Saturday, May 7, 2016

Food, Family, Fellowship Part I

In the PNG lifestyle, there are three f’s of high importance: family, fellowship, and food. You don’t walk past someone without saying hello, and most people live in the same village with all of their family members, although that is starting to change. Because life in the village is in many ways simpler and less hectic than life in the west, the church we attended was able to have fellowship group four nights a week, in addition to Sunday morning service!

The first Sunday we attended, we were invited back for fellowship group that evening. We arrived “late,” though that concept is hazy in PNG culture, and they were already singing.
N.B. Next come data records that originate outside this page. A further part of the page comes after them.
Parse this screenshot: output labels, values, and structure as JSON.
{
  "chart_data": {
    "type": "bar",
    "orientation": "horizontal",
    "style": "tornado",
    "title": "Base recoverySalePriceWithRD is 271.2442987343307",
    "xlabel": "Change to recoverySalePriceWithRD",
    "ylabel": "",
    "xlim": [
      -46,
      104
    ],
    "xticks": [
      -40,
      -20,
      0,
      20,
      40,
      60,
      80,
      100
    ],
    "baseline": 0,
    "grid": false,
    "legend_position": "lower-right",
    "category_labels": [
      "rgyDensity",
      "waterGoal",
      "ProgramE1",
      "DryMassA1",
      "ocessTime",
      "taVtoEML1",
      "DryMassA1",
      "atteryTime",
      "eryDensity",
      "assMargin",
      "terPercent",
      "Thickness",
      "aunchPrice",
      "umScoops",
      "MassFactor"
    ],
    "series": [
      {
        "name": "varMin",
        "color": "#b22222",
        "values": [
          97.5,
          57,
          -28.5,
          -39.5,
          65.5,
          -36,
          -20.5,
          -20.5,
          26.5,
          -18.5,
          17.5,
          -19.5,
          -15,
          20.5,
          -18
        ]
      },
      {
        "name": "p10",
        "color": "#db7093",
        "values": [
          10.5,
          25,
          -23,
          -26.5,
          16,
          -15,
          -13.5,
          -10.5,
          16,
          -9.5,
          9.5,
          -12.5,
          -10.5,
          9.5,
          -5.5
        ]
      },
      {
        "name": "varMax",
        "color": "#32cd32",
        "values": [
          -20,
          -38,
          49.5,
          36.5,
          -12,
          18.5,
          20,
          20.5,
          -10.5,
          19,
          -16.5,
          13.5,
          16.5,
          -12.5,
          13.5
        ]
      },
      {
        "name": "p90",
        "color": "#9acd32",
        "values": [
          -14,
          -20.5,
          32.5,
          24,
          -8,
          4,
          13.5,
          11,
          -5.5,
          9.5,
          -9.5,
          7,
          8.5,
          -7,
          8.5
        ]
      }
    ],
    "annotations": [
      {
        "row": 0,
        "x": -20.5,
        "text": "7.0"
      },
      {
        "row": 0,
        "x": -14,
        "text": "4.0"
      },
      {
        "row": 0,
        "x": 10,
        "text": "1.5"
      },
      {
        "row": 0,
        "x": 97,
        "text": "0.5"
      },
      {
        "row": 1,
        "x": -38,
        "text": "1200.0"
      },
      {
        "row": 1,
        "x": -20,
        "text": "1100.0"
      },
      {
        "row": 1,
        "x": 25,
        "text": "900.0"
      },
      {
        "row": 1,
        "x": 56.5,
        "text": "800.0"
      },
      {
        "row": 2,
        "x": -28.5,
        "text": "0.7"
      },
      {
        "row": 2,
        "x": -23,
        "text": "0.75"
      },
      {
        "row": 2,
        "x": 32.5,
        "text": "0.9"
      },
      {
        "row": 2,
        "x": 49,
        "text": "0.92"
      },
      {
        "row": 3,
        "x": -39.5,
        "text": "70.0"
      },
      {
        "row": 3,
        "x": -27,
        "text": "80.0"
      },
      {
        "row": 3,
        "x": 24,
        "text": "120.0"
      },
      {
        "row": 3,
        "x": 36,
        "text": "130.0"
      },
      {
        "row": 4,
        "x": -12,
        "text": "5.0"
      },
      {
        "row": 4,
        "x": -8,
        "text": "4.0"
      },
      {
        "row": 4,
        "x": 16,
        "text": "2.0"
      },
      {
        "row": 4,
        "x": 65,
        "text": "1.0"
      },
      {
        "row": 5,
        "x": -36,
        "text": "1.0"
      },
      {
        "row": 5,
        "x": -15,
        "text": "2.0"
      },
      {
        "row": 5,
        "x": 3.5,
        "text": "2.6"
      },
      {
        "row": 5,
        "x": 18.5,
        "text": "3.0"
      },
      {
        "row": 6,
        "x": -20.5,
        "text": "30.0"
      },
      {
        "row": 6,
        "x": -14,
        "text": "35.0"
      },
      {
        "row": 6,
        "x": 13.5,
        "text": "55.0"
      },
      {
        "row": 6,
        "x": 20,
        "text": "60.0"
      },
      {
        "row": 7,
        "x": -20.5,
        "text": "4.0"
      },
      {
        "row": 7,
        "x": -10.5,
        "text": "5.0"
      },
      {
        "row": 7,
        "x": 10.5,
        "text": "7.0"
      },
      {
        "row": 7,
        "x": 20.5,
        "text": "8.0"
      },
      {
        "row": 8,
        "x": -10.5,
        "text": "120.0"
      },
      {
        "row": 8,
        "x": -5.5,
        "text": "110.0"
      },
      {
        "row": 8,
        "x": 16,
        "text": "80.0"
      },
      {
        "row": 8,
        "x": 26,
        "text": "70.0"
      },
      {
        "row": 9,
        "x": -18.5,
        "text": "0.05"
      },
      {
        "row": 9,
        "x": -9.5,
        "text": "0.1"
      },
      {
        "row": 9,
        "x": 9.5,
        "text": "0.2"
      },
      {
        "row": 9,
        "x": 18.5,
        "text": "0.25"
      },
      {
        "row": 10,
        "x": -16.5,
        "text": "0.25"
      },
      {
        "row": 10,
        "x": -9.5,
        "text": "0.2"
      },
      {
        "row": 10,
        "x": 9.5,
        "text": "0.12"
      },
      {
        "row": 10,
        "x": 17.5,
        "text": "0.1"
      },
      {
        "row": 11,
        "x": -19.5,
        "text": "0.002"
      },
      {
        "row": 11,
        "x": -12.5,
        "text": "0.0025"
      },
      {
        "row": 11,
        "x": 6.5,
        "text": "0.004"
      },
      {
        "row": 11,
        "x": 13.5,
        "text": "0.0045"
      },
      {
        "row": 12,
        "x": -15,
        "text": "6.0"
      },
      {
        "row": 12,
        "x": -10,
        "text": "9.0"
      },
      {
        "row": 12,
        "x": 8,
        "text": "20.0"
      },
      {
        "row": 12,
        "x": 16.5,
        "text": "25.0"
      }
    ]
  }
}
We joined in, and after a while, the worship leader told everyone to sit down because someone was going to bless us with a song. Eric and I sat silently with everyone else, looking around to see who was going up front. After a few seconds of awkwardness for us, a young man we knew came over to us and whispered that I was the person who was going to bless everyone with a song! He and I had played and sung together before—he happened to know “How Great is our God” in English—so we borrowed some guitars from the worship leaders, and thankfully he told me what to do to follow social convention as we sang for everyone!

For many occasions, gathering with family to fellowship over food is the way of life. We attended one family bung (gathering) to decide whether the wife of a man who had passed away should go back to her family or stay with her late husband’s family. Both sides of the family came, bearing food. Everyone from the husband’s side brought a plate of food to give to the wife’s side, and the wife’s side brought a pig and hundreds of bananas. We all sat in a circle while the important members from each side of the family shared their opinions. Apparently the decision was not made that day; the bung was to allay any animosity on either side, and the decision was to be made afterward, per traditional PNG culture.


Since Eric and I were guests, we got to eat food from both sides of the family! All of the food for the wife’s side was distributed that evening, so we didn’t have to cook that night. The husband’s family gets to decide when they want to kill and roast the pig, so they waited until the next day. One of the family members brought us a slab of roasted pig—skin and fat still attached!